InterSpeech 2021

Anonymous speaker clusters: Making distinctions between anonymised speech recordings with clustering interface
(longer introduction)

Benjamin O’Brien (LPL (UMR 7309), France), Natalia Tomashenko (LIA (EA 4128), France), Anaïs Chanclu (LIA (EA 4128), France), Jean-François Bonastre (LIA (EA 4128), France)
Our study examined the performance of evaluators tasked to group natural and anonymised speech recordings into clusters based on their perceived similarities. Speech stimuli were selected from the VCTK corpus; two systems developed for the VoicePrivacy 2020 Challenge were used for anonymisation. The Baseline-1 (B1) system was developed by using x-vectors and neural waveform models, while the Baseline-2 (B2) system relied on digital-signal-processing techniques. 74 evaluators completed three trials composed of 16 recordings with either natural or anonymised speech generated from a single system. F-measure and cluster purity metrics were used to assess evaluator accuracy.

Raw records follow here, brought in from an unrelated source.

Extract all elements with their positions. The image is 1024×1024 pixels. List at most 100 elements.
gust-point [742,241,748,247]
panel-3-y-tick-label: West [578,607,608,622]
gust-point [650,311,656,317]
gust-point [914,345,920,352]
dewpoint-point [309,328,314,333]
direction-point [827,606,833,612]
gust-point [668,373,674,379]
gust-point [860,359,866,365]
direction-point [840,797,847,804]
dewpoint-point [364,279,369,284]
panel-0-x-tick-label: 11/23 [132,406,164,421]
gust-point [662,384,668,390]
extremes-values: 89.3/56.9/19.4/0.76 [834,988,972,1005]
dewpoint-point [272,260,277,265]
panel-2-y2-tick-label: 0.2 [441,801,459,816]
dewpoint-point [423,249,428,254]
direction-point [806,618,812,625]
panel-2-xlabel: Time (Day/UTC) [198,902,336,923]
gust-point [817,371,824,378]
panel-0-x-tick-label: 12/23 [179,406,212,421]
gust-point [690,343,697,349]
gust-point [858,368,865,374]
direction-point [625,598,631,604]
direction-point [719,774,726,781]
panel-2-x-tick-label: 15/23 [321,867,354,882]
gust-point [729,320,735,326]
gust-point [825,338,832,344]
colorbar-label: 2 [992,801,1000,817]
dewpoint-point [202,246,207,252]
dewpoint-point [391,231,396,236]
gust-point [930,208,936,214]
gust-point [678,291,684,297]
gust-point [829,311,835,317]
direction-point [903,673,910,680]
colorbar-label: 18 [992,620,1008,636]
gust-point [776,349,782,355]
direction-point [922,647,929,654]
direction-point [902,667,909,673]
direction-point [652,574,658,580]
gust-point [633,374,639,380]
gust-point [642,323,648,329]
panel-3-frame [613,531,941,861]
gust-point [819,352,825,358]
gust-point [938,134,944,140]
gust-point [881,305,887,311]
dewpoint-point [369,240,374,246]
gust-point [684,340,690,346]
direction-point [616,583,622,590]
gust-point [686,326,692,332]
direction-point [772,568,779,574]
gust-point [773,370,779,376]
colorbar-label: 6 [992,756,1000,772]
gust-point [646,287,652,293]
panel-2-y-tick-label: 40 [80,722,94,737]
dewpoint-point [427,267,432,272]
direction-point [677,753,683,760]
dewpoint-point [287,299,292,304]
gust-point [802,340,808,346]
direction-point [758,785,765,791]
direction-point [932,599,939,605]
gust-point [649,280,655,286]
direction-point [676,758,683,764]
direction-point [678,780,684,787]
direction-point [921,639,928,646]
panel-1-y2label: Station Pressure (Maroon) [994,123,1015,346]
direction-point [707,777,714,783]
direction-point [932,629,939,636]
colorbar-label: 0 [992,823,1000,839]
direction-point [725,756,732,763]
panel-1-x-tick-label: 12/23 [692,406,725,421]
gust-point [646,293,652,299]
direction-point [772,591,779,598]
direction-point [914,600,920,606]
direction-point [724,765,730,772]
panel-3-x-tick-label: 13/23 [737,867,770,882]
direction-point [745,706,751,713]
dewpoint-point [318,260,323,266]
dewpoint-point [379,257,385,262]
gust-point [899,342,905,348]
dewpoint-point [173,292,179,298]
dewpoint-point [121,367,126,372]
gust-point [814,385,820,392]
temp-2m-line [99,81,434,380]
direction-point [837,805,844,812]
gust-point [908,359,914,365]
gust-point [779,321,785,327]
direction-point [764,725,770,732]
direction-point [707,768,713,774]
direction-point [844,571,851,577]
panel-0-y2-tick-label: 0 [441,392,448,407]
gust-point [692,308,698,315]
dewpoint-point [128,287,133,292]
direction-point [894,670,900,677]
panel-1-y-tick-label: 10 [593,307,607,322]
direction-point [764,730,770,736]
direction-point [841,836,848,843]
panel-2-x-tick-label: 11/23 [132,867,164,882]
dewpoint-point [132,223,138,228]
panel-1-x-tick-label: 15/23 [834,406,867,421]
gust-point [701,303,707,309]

Probabilistic linear discriminant analysis (PLDA) scores from an automatic speaker verification system were generated to quantify similarity between recordings and used to correlate subjective results. Our findings showed that non-native English speaking evaluators significantly lowered their F-measure means when presented anonymised recordings. We observed no significance for cluster purity. Pearson correlation procedures revealed that PLDA scores generated from natural and B2-anonymised speech recordings correlated positively to F-measure and cluster purity metrics. These findings show evaluators were able to use the interface to cluster natural and anonymised speech recordings and suggest anonymisation systems modelled like B1 are more effective at suppressing identifiable speech characteristics.